Assim, considerando que os direitos já estão consagrados na legislação, mas que muitas vezes esses direitos não são observados, o objetivo da palestra é debater os entraves para colocar a letra da lei em prática. Especificamente, busca-se debater a não regulamentação de leis pelo Poder Executivo, a carência de orçamento específico para garantir a execução das políticas públicas e outras gargalos que impedem a efetivação dos direitos, como a falta de interiorização de equipamentos públicos de proteção da mulher e de acesso à política pública básica.
- Palestrante
A confirmar
- Apesar de uma década de criminalização do feminicídio e de duas décadas da promulgação da Lei Maria da Penha, as estatísticas de violência contra a mulher seguem alarmantes.
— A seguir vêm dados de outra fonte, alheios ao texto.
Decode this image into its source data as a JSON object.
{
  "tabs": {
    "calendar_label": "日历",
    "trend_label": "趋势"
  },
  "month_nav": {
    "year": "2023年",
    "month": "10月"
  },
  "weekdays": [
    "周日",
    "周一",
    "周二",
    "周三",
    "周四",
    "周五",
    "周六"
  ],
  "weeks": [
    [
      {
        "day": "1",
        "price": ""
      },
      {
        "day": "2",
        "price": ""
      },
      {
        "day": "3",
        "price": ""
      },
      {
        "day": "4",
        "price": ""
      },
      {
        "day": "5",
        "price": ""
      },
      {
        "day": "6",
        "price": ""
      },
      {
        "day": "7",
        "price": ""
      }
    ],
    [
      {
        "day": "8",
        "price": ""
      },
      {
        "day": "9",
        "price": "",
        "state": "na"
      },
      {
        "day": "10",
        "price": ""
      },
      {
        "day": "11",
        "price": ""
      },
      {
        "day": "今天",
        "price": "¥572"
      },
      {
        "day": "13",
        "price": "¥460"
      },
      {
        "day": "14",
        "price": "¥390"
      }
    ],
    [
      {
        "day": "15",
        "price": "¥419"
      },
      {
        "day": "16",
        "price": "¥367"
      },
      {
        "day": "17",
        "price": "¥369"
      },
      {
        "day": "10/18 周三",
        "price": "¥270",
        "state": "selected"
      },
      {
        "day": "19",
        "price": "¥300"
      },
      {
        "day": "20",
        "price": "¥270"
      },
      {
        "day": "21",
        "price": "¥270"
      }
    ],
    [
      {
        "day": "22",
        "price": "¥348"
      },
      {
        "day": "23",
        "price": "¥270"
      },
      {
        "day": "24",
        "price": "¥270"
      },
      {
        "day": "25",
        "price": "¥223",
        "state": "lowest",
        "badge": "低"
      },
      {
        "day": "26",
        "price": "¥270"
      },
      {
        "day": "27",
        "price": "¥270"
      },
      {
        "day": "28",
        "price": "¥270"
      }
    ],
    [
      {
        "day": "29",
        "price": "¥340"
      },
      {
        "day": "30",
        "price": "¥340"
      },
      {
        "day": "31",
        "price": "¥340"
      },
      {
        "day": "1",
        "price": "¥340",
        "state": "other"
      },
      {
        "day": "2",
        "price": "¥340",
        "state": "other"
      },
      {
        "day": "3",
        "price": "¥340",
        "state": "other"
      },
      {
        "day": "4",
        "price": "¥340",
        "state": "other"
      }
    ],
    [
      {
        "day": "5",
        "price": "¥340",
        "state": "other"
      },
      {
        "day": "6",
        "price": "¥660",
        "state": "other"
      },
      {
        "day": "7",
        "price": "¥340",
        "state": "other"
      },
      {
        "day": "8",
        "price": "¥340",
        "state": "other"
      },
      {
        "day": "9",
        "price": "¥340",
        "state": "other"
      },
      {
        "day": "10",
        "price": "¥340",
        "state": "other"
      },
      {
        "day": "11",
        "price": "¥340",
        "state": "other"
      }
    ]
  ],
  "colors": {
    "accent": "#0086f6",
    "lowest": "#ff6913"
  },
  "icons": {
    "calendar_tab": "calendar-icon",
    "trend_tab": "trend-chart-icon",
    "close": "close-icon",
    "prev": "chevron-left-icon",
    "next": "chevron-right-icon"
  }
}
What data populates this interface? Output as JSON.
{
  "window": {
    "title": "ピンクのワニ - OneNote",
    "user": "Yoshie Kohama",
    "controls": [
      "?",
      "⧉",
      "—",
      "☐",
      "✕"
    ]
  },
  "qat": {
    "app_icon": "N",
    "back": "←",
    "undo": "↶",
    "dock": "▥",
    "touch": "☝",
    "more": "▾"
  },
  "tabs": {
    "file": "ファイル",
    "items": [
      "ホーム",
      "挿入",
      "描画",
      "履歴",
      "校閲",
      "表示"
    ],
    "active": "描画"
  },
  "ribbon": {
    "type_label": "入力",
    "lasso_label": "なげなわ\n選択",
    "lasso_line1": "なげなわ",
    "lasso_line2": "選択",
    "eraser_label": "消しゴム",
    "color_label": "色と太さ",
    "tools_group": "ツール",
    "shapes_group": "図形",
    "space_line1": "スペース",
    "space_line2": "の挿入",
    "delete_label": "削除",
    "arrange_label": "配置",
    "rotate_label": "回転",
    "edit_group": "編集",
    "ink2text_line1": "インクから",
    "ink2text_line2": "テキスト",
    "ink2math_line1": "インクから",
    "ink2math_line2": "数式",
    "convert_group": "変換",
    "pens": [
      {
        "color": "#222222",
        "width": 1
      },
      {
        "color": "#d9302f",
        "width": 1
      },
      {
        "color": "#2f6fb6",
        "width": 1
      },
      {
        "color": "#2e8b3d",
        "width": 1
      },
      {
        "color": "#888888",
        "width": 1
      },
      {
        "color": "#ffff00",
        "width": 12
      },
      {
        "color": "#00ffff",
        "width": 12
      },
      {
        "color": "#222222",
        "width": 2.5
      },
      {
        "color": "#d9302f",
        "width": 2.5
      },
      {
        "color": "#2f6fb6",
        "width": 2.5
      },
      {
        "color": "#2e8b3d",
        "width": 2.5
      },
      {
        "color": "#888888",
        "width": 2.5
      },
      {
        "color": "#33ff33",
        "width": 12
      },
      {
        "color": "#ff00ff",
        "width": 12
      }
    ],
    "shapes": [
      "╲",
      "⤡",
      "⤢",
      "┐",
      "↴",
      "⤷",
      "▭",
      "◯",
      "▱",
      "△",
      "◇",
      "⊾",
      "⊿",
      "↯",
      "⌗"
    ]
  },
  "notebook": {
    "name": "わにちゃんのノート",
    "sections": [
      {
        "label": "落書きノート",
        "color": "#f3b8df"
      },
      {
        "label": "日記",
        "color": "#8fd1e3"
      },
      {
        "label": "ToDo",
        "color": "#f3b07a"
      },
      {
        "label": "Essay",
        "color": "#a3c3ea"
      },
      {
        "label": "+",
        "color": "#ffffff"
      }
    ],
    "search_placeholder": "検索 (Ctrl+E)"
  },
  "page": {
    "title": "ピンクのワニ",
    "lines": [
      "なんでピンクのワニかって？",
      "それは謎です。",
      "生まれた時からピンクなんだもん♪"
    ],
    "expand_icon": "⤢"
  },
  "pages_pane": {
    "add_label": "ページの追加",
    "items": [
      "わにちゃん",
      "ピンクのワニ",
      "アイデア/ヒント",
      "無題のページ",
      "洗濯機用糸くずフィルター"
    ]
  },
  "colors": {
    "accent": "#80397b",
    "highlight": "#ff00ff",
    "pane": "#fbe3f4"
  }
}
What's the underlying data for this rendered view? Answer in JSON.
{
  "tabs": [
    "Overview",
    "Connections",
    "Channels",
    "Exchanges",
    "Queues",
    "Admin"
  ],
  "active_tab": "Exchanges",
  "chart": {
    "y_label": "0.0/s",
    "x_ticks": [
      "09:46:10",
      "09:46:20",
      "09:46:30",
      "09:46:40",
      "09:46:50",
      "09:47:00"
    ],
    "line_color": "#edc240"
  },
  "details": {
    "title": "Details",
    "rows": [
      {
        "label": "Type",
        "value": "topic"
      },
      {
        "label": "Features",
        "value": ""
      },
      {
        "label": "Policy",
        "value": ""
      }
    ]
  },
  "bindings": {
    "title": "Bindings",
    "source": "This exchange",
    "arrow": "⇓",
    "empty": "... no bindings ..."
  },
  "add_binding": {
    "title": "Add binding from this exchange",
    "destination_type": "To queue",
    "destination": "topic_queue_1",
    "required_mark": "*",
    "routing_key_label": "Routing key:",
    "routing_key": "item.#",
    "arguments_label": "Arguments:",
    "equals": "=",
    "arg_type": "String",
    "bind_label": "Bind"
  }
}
Tendo isso em vista, o objetivo da Mesa é debater os dados de violência contra a mulher no Estado, com enfoque no feminicídio e no transfeminicídio, considerando perspectivas sociológicas e antropológicas, e como a prática de tais crimes é suscetível ao momento político e à pauta conservadora.
- Busca-se também entender quais são as falhas na efetividade da política de proteção da vida da mulher, com destaque para os gargalos do fluxo de atendimento institucional, a violência processual e a revitimização da mulher por agentes do Estado. Por fim, a mesa também objetiva debater como os meios de comunicação noticiam os feminicídios, considerando os impactos dessa construção narrativa sobre o corpo e a vida de mulheres na sociedade.
Palestrantes
- Cláudia Maia
Professora do Departamento de História da Unimontes e coordenadora do Observatório Norte-mineiro de Violência de Gênero. - Anna Tulie
Pesquisadora em políticas públicas e direitos humanos e especialista em advocacy e incidência política.
A desigualdade na vida das mulheres permeia o espaço privado e o espaço público. No ambiente doméstico, são responsáveis pelo cuidado de crianças, de idosos e de pessoas com deficiência, além de muitas vezes também serem as responsáveis financeiras pela manutenção do lar. Dada a sobrecarga de trabalho no âmbito privado, as mulheres encaram maior dificuldade para entrar no espaço público e, quando entram, muitas vezes são agredidas e violentadas. Finalmente, se conseguem adentrar em espaços de poder, são também alvos preferenciais da violência política.
Tendo isso em vista, o objetivo da mesa é discutir, considerando a carência orçamentária, os seguintes temas:
- saúde mental da mulher e os impactos da sua responsabilização pelo trabalho doméstico e pelo cuidado, somado à sobrecarga pelas múltiplas jornadas no mercado de trabalho e, também, na militância política;
- representatividade das mulheres em espaços de poder, com enfoque nos entraves para a equalização da participação feminina nos processos de tomada de decisão;
- educação como ferramenta para redução das violências de gênero, para a equalização das responsabilidades pelo cuidado e para a construção de uma sociedade mais justa.
Palestrantes
- Luciana Servo
Presidenta do Instituto de Pesquisa Econômica Aplicada. - Aline Xavier
Doutora em psicologia clínica e cultura pela UnB e pesquisadora do grupo do CNPq Saúde Mental e Gênero. - Hilda Morais
Psicóloga com abordagem integrativa, especialista em Psicologia Hospitalar e Políticas e Estratégias; fundadora da Escola de Educação Psicoemocional PESA.